An algebraic approach to problems with polynomial Hamiltonians on Euclidean spaces

TL;DR

This paper provides explicit algebraic formulas for matrix elements of polynomial Hamiltonians on Euclidean spaces, enabling analytical solutions and optimal basis selection for quantum problems involving SU(1,1) and SO(N) symmetries.

Contribution

It introduces explicit algebraic expressions for matrix elements of radial and orbital observables in multi-dimensional spaces, facilitating analytical solutions of polynomial Hamiltonians.

Findings

Explicit formulas for SU(1,1) radial matrix elements.

Explicit formulas for SO(N)-reduced matrix elements.

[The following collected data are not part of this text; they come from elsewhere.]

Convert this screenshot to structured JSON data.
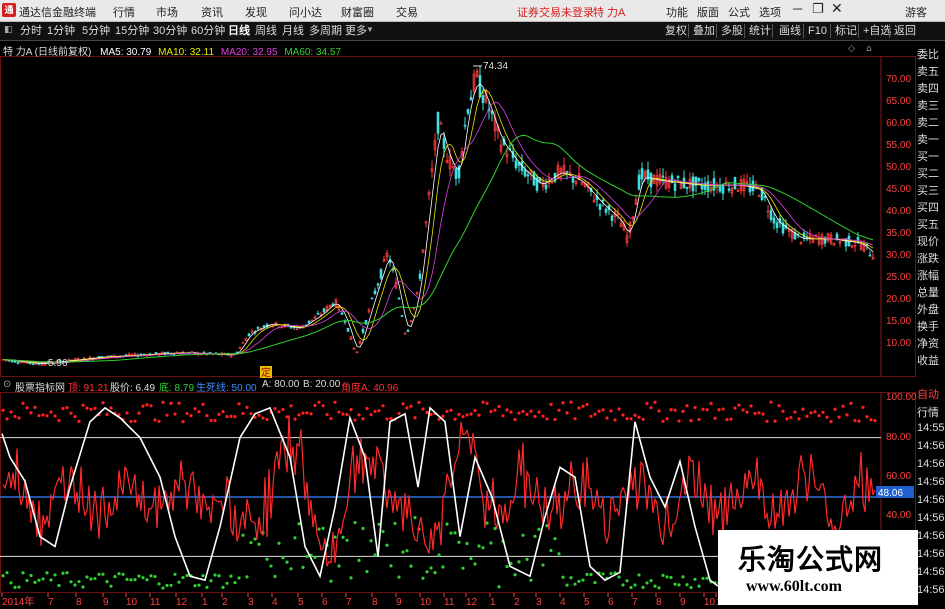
{
  "app": {
    "title": "通达信金融终端",
    "login_notice": "证券交易未登录",
    "stock": "特 力A",
    "guest": "游客"
  },
  "menu": [
    "行情",
    "市场",
    "资讯",
    "发现",
    "问小达",
    "财富圈",
    "交易"
  ],
  "menu_right": [
    "功能",
    "版面",
    "公式",
    "选项"
  ],
  "toolbar": {
    "periods": [
      "分时",
      "1分钟",
      "5分钟",
      "15分钟",
      "30分钟",
      "60分钟",
      "日线",
      "周线",
      "月线",
      "多周期",
      "更多"
    ],
    "active_period": "日线",
    "right": [
      "复权",
      "叠加",
      "多股",
      "统计",
      "画线",
      "F10",
      "标记",
      "+自选",
      "返回"
    ]
  },
  "legend": {
    "name": "特 力A (日线前复权)",
    "items": [
      {
        "label": "MA5: 30.79",
        "color": "#ffffff"
      },
      {
        "label": "MA10: 32.11",
        "color": "#e8e800"
      },
      {
        "label": "MA20: 32.95",
        "color": "#e040e0"
      },
      {
        "label": "MA60: 34.57",
        "color": "#30d030"
      }
    ]
  },
  "price_axis": [
    "70.00",
    "65.00",
    "60.00",
    "55.00",
    "50.00",
    "45.00",
    "40.00",
    "35.00",
    "30.00",
    "25.00",
    "20.00",
    "15.00",
    "10.00"
  ],
  "annotations": {
    "high": "74.34",
    "low": "5.96",
    "mark": "定"
  },
  "indicator": {
    "name": "股票指标网",
    "items": [
      {
        "label": "顶: 91.21",
        "color": "#ff3030"
      },
      {
        "label": "股价: 6.49",
        "color": "#dddddd"
      },
      {
        "label": "底: 8.79",
        "color": "#30d030"
      },
      {
        "label": "生死线: 50.00",
        "color": "#4090ff"
      },
      {
        "label": "A: 80.00",
        "color": "#dddddd"
      },
      {
        "label": "B: 20.00",
        "color": "#dddddd"
      },
      {
        "label": "角度A: 40.96",
        "color": "#ff3030"
      }
    ],
    "axis": [
      "100.00",
      "80.00",
      "60.00",
      "48.06",
      "40.00"
    ],
    "current": "48.06"
  },
  "x_axis": [
    "2014年",
    "7",
    "8",
    "9",
    "10",
    "11",
    "12",
    "1",
    "2",
    "3",
    "4",
    "5",
    "6",
    "7",
    "8",
    "9",
    "10",
    "11",
    "12",
    "1",
    "2",
    "3",
    "4",
    "5",
    "6",
    "7",
    "8",
    "9",
    "10",
    "1"
  ],
  "right_panel": {
    "top": [
      "委比",
      "卖五",
      "卖四",
      "卖三",
      "卖二",
      "卖一",
      "买一",
      "买二",
      "买三",
      "买四",
      "买五",
      "现价",
      "涨跌",
      "涨幅",
      "总量",
      "外盘",
      "换手",
      "净资",
      "收益"
    ],
    "bottom": [
      "自动",
      "行情",
      "14:55",
      "14:56",
      "14:56",
      "14:56",
      "14:56",
      "14:56",
      "14:56",
      "14:56",
      "14:56",
      "14:56"
    ]
  },
  "watermark": {
    "title": "乐淘公式网",
    "url": "www.60lt.com"
  },
  "chart_data": {
    "type": "line",
    "title": "特 力A (日线前复权)",
    "ylim": [
      5,
      75
    ],
    "series": [
      {
        "name": "MA60",
        "values": [
          6.5,
          7.0,
          8.2,
          9.0,
          10.5,
          13.0,
          15.5,
          19.0,
          28.0,
          40.0,
          52.0,
          56.0,
          54.0,
          50.0,
          48.0,
          46.0,
          45.0,
          41.0,
          37.0,
          35.0
        ]
      }
    ],
    "price_high": 74.34,
    "price_low": 5.96
  }
}
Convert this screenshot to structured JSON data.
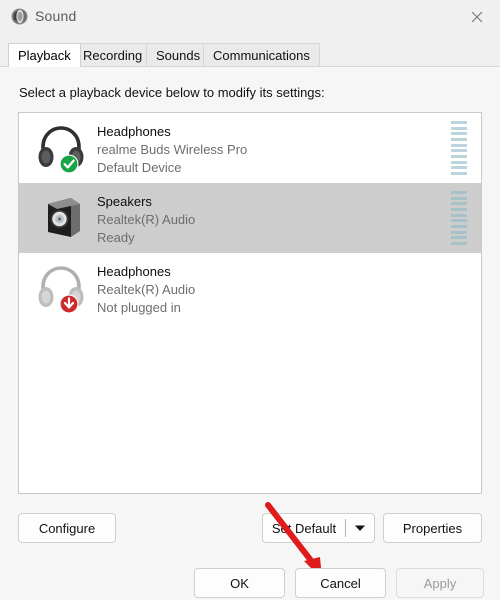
{
  "window": {
    "title": "Sound",
    "icon": "speaker-icon",
    "close_label": "✕"
  },
  "tabs": [
    {
      "label": "Playback",
      "active": true
    },
    {
      "label": "Recording",
      "active": false
    },
    {
      "label": "Sounds",
      "active": false
    },
    {
      "label": "Communications",
      "active": false
    }
  ],
  "main": {
    "instruction": "Select a playback device below to modify its settings:",
    "devices": [
      {
        "name": "Headphones",
        "driver": "realme Buds Wireless Pro",
        "status": "Default Device",
        "icon": "headphones-icon",
        "badge": "check-badge",
        "selected": false,
        "meter_segments": 10,
        "meter_level": 10
      },
      {
        "name": "Speakers",
        "driver": "Realtek(R) Audio",
        "status": "Ready",
        "icon": "speaker-box-icon",
        "badge": "none",
        "selected": true,
        "meter_segments": 10,
        "meter_level": 10
      },
      {
        "name": "Headphones",
        "driver": "Realtek(R) Audio",
        "status": "Not plugged in",
        "icon": "headphones-gray-icon",
        "badge": "down-arrow-badge",
        "selected": false,
        "meter_segments": 0,
        "meter_level": 0
      }
    ]
  },
  "actions": {
    "configure": "Configure",
    "set_default": "Set Default",
    "set_default_dropdown": "▼",
    "properties": "Properties"
  },
  "footer": {
    "ok": "OK",
    "cancel": "Cancel",
    "apply": "Apply",
    "apply_disabled": true
  },
  "annotation": {
    "type": "red-arrow",
    "color": "#e01b1b",
    "points_to": "Set Default"
  },
  "colors": {
    "window_bg": "#f0f0f0",
    "panel_bg": "#f6f6f6",
    "list_bg": "#ffffff",
    "selection_bg": "#cdcdcd",
    "meter_fill": "#bcd4dd",
    "default_badge": "#1aad4b",
    "unplugged_badge": "#d32f2f",
    "annotation": "#e01b1b"
  }
}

Method for optimal basis selection to improve convergence.

Abstract

Explicit expressions are given for the actions and radial matrix elements of basic radial observables on multi-dimensional spaces in a continuous sequence of orthonormal bases for unitary SU(1,1) irreps. Explicit expressions are also given for SO(N)-reduced matrix elements of basic orbital observables. These developments make it possible to determine the matrix elements of polynomial and a other Hamiltonians analytically, to within SO(N) Clebsch-Gordan coefficients, and to select an optimal basis for a particular problem such that the expansion of eigenfunctions is most rapidly convergent.